124 A.D.2d 426 | N.Y. App. Div. | 1986
In 1981, in connection with the reconstruction of Route 9W, the State acquired approximately two acres of claimant’s land, consisting of 72 acres in the Town of Saugerties, Ulster County. The reconstruction, a straightening of the highway by moving it east of its previous location, had the effect of terminating claimant’s status as an abutting landowner. After obtaining claimant’s written consent, the State extended her 450-foot driveway easterly, over old Route 9W and land immediately adjacent thereto taken from claimant, to meet the newly relocated Route 9W. Claimant contends that the lengthening of her driveway by an additional 120 feet over State land deprived her of legal access in that she is no longer an abutting owner, and further that Highway Law § 10 (24-d) does not justify burdening her with the cost of maintaining the extension. In light of claimant’s concession, made on oral argument, that should it be concluded claimant does indeed have legal access to her property, an award of consequential damages would be inappropriate, and our resolution of that issue, it is unnecessary for us to assess claimant’s other arguments.
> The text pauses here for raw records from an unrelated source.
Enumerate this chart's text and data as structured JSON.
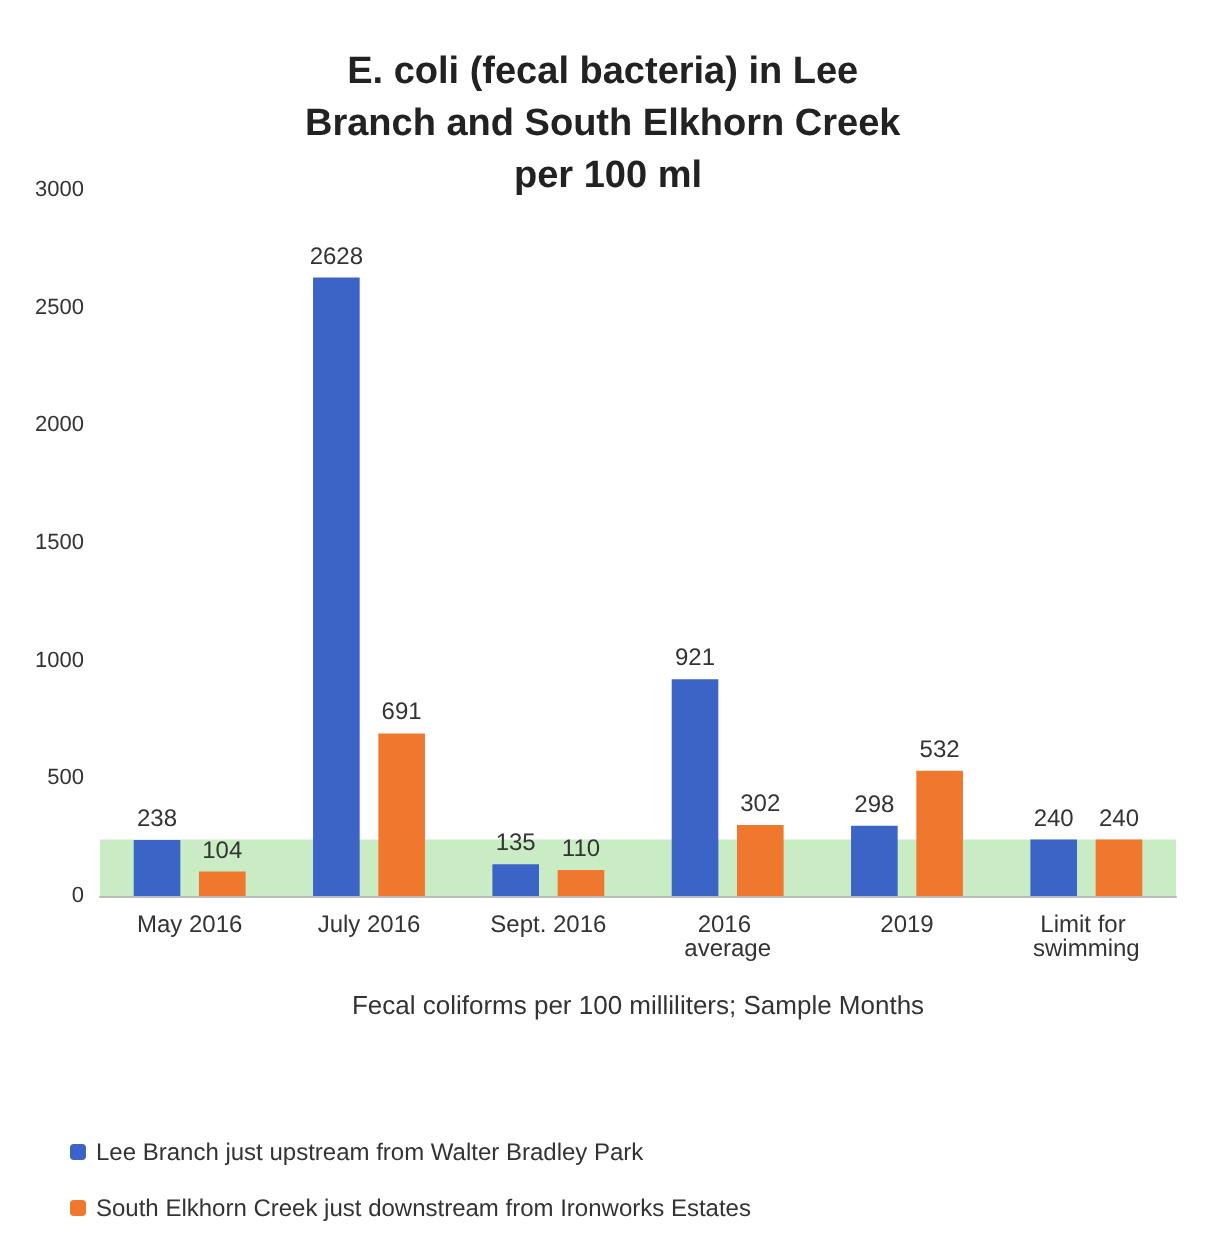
{
  "chart_data": {
    "type": "bar",
    "title": "E. coli (fecal bacteria) in Lee Branch and South Elkhorn Creek per 100 ml",
    "xlabel": "Fecal coliforms per 100 milliliters; Sample Months",
    "categories": [
      "May 2016",
      "July 2016",
      "Sept. 2016",
      "2016 average",
      "2019",
      "Limit for swimming"
    ],
    "series": [
      {
        "name": "Lee Branch just upstream from Walter Bradley Park",
        "color": "#3c63c6",
        "values": [
          238,
          2628,
          135,
          921,
          298,
          240
        ]
      },
      {
        "name": "South Elkhorn Creek just downstream from Ironworks Estates",
        "color": "#f0782e",
        "values": [
          104,
          691,
          110,
          302,
          532,
          240
        ]
      }
    ],
    "ylim": [
      0,
      3000
    ],
    "yticks": [
      0,
      500,
      1000,
      1500,
      2000,
      2500,
      3000
    ],
    "grid": false,
    "legend": "bottom",
    "data_labels": true,
    "bands": [
      {
        "axis": "y",
        "from": 0,
        "to": 240,
        "color": "#c9ecc4"
      }
    ]
  }
}
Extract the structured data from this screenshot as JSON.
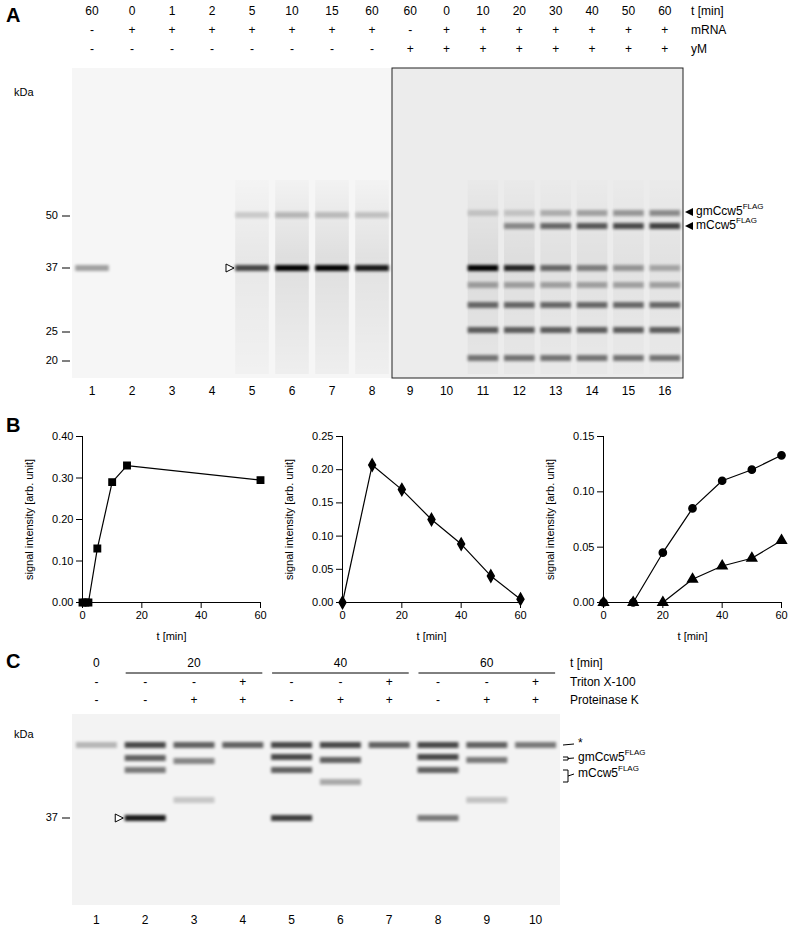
{
  "panel_letters": [
    "A",
    "B",
    "C"
  ],
  "gels": [
    {
      "header_rows": [
        {
          "label": "t [min]",
          "values": [
            60,
            0,
            1,
            2,
            5,
            10,
            15,
            60,
            60,
            0,
            10,
            20,
            30,
            40,
            50,
            60
          ]
        },
        {
          "label": "mRNA",
          "values": [
            "-",
            "+",
            "+",
            "+",
            "+",
            "+",
            "+",
            "+",
            "-",
            "+",
            "+",
            "+",
            "+",
            "+",
            "+",
            "+"
          ]
        },
        {
          "label": "yM",
          "values": [
            "-",
            "-",
            "-",
            "-",
            "-",
            "-",
            "-",
            "-",
            "+",
            "+",
            "+",
            "+",
            "+",
            "+",
            "+",
            "+"
          ]
        }
      ],
      "lane_numbers": [
        1,
        2,
        3,
        4,
        5,
        6,
        7,
        8,
        9,
        10,
        11,
        12,
        13,
        14,
        15,
        16
      ],
      "unit": "kDa",
      "markers": [
        50,
        37,
        25,
        20
      ],
      "band_labels": [
        {
          "text": "gmCcw5",
          "superscript": "FLAG"
        },
        {
          "text": "mCcw5",
          "superscript": "FLAG"
        }
      ]
    },
    {
      "time_row": {
        "label": "t [min]",
        "groups": [
          {
            "value": 0,
            "lanes": [
              1
            ]
          },
          {
            "value": 20,
            "lanes": [
              2,
              3,
              4
            ]
          },
          {
            "value": 40,
            "lanes": [
              5,
              6,
              7
            ]
          },
          {
            "value": 60,
            "lanes": [
              8,
              9,
              10
            ]
          }
        ]
      },
      "header_rows": [
        {
          "label": "Triton X-100",
          "values": [
            "-",
            "-",
            "-",
            "+",
            "-",
            "-",
            "+",
            "-",
            "-",
            "+"
          ]
        },
        {
          "label": "Proteinase K",
          "values": [
            "-",
            "-",
            "+",
            "+",
            "-",
            "+",
            "+",
            "-",
            "+",
            "+"
          ]
        }
      ],
      "lane_numbers": [
        1,
        2,
        3,
        4,
        5,
        6,
        7,
        8,
        9,
        10
      ],
      "unit": "kDa",
      "markers": [
        37
      ],
      "band_labels": [
        {
          "text": "*",
          "superscript": null
        },
        {
          "text": "gmCcw5",
          "superscript": "FLAG"
        },
        {
          "text": "mCcw5",
          "superscript": "FLAG"
        }
      ]
    }
  ],
  "chart_data": [
    {
      "type": "line",
      "xlabel": "t [min]",
      "ylabel": "signal intensity [arb. unit]",
      "x": [
        0,
        1,
        2,
        5,
        10,
        15,
        60
      ],
      "series": [
        {
          "color": "#000000",
          "marker": "square",
          "values": [
            0,
            0,
            0,
            0.13,
            0.29,
            0.33,
            0.295
          ]
        }
      ],
      "xlim": [
        0,
        60
      ],
      "xticks": [
        0,
        20,
        40,
        60
      ],
      "ylim": [
        0,
        0.4
      ],
      "yticks": [
        {
          "value": 0,
          "label": "0.00"
        },
        {
          "value": 0.1,
          "label": "0.10"
        },
        {
          "value": 0.2,
          "label": "0.20"
        },
        {
          "value": 0.3,
          "label": "0.30"
        },
        {
          "value": 0.4,
          "label": "0.40"
        }
      ]
    },
    {
      "type": "line",
      "xlabel": "t [min]",
      "ylabel": "signal intensity [arb. unit]",
      "x": [
        0,
        10,
        20,
        30,
        40,
        50,
        60
      ],
      "series": [
        {
          "color": "#000000",
          "marker": "diamond",
          "values": [
            0,
            0.207,
            0.17,
            0.125,
            0.088,
            0.04,
            0.005
          ]
        }
      ],
      "xlim": [
        0,
        60
      ],
      "xticks": [
        0,
        20,
        40,
        60
      ],
      "ylim": [
        0,
        0.25
      ],
      "yticks": [
        {
          "value": 0,
          "label": "0.00"
        },
        {
          "value": 0.05,
          "label": "0.05"
        },
        {
          "value": 0.1,
          "label": "0.10"
        },
        {
          "value": 0.15,
          "label": "0.15"
        },
        {
          "value": 0.2,
          "label": "0.20"
        },
        {
          "value": 0.25,
          "label": "0.25"
        }
      ]
    },
    {
      "type": "line",
      "xlabel": "t [min]",
      "ylabel": "signal intensity [arb. unit]",
      "x": [
        0,
        10,
        20,
        30,
        40,
        50,
        60
      ],
      "series": [
        {
          "color": "#000000",
          "marker": "circle",
          "values": [
            0,
            0,
            0.045,
            0.085,
            0.11,
            0.12,
            0.133
          ]
        },
        {
          "color": "#000000",
          "marker": "triangle",
          "values": [
            0,
            0,
            0,
            0.021,
            0.033,
            0.04,
            0.056
          ]
        }
      ],
      "xlim": [
        0,
        60
      ],
      "xticks": [
        0,
        20,
        40,
        60
      ],
      "ylim": [
        0,
        0.15
      ],
      "yticks": [
        {
          "value": 0,
          "label": "0.00"
        },
        {
          "value": 0.05,
          "label": "0.05"
        },
        {
          "value": 0.1,
          "label": "0.10"
        },
        {
          "value": 0.15,
          "label": "0.15"
        }
      ]
    }
  ]
}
We affirm. It is axiomatic that an owner of property abutting a highway has a compensable right of access thereto (Egerer v New York Cent. & Hudson Riv. R. R. Co., 130 NY 108, 112-113). This right, however, is neither absolute nor superior to that of the State’s to exercise its authority to alter the grade and direction of the highway (Tucci v State of New York, 28 AD2d 774, affd on opn below 29 NY2d 836). As Tucci noted, the fact that abutting landowners may be adversely affected by the State’s resort to this power does not alter the result (see, supra). Access, though not from every point along the highway (Northern Lights Shopping Center v State of New York, 20 AD2d 415, 420, affd 15 NY2d 688, cert denied 382 US 826), and not convenience is the dispositive damage yardstick.
Here, there was credible testimony that the driveway as extended was superior in both technology and safety to the old one. Reasonable access having been furnished, damages "resulting [from an alteration thereof] are considered as damnum absque injuria” (Selig v State of New York, 10 NY2d 34, 39), unless, of course, claimant has been unlawfully saddled with the cost of preserving the extension.
Judgment affirmed, without costs. Mahoney, P. J., Main, Mikoll, Yesawich, Jr., and Harvey, JJ., concur.